Realmente no es para tomárselo en broma y es un problema que llevan arrastrando en la isla durante varios años en donde muchos funcionarios han tenido que renunciar a su plaza ya que nos les llega para vivir.

Esto me ha recordado a un artículo que publicamos hace cinco años sobre la «paradoja de la riqueza» perfectamente aplicable a lo que ocurre en Ibiza.

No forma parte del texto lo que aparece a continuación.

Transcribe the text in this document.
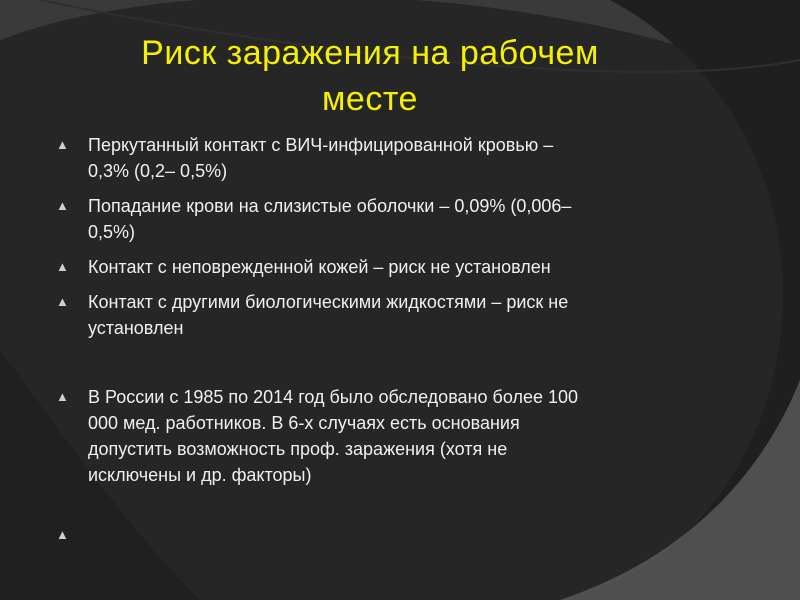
Риск заражения на рабочем
месте
▲	Перкутанный контакт с ВИЧ-инфицированной кровью –
0,3% (0,2– 0,5%)
▲	Попадание крови на слизистые оболочки – 0,09% (0,006–
0,5%)
▲	Контакт с неповрежденной кожей – риск не установлен
▲	Контакт с другими биологическими жидкостями – риск не
установлен
▲	В России с 1985 по 2014 год было обследовано более 100
000 мед. работников. В 6-х случаях есть основания
допустить возможность проф. заражения (хотя не
исключены и др. факторы)
▲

Atrapados en un cohete construido a medida, los motores se encienden y el viaje al espacio comienza. El copiloto también lleva años soñando con con este viaje. Ha trabajado en el ejército como piloto de caza toda su vida por salarios de clase media, y tiene unos ahorros que son una pequeña fracción que los del más ilustre de los pasajeros. ¿Cómo será cuando llegue a Marte? ¿La gran disparidad de riqueza causará problemas porque el copiloto y el millonario de turno esperarán un nivel de vida diferente? Es fácil ver en este escenario que no las habrá. Una vez que dejen el planeta Tierra, sus diferencias de ingresos y riqueza acumulada no tendrán sentido. Todos en Marte serán económicamente iguales por la sencilla razón de que no habrá bienes o servicios para comprar.

La riqueza es una construcción social. No es posible que un individuo sea rico (es decir, que tiene mayor acceso, en relación con otras personas, a los bienes y servicios que la sociedad produce) si no hay sociedad que produzca bienes y servicios, en ese caso el concepto de riqueza no tiene sentido.

En los tiempos modernos, la riqueza depende de una sociedad funcional en la que todos los miembros tengan un nivel mínimo de bienestar y satisfacción vital, porque la mayor parte de la riqueza es de naturaleza contractual. Las personas ya no «poseen» la mayor parte de sus bienes como lo hacían en el pasado. En tiempos bíblicos cuando la riqueza se medía en acres de tierra, o sacos de grano, o cabezas de ganado, los ricos poseían sus bienes. Hoy en día, la propiedad de la tierra se concede mediante una escritura presentada en el registro, y pocas personas utilizan sus tierras para producir sus propios alimentos.

Las cuentas bancarias se han convertido en creaciones digitales. A través del depósito directo y servicios de pago de facturas, el intercambio de salarios por trabajo y dinero por bienes y servicios. Todo se logra mediante la conmutación de bits dentro de las computadoras. El comercio de acciones es enteramente electrónico. Las empresas ni siquiera se molestan en emitir certificados de acciones en papel como se hacía en el pasado. Lo que se llama «dinero en efectivo» no es más que trozos de papel emitidos por el gobierno que ya no son canjeables por metales preciosos. Incluso el oro no se utiliza casi como metal precioso si no más bien para guardarlo en la caja fuerte de un banco.

Sin una sociedad que reconozca, honre y haga cumplir todos estos contratos, la mayor parte de lo que llamamos «riqueza» desaparecería.

Los servicios, tanto públicos como privados, que utilizamos a diario requieren de millones de personas, que necesitan ser alimentadas, alojadas y atendidas cuando uno enferman. En las aquellos sitios en donde las disparidades de riqueza se han vuelto extremas, resulta problemático proporcionar servicios básicos.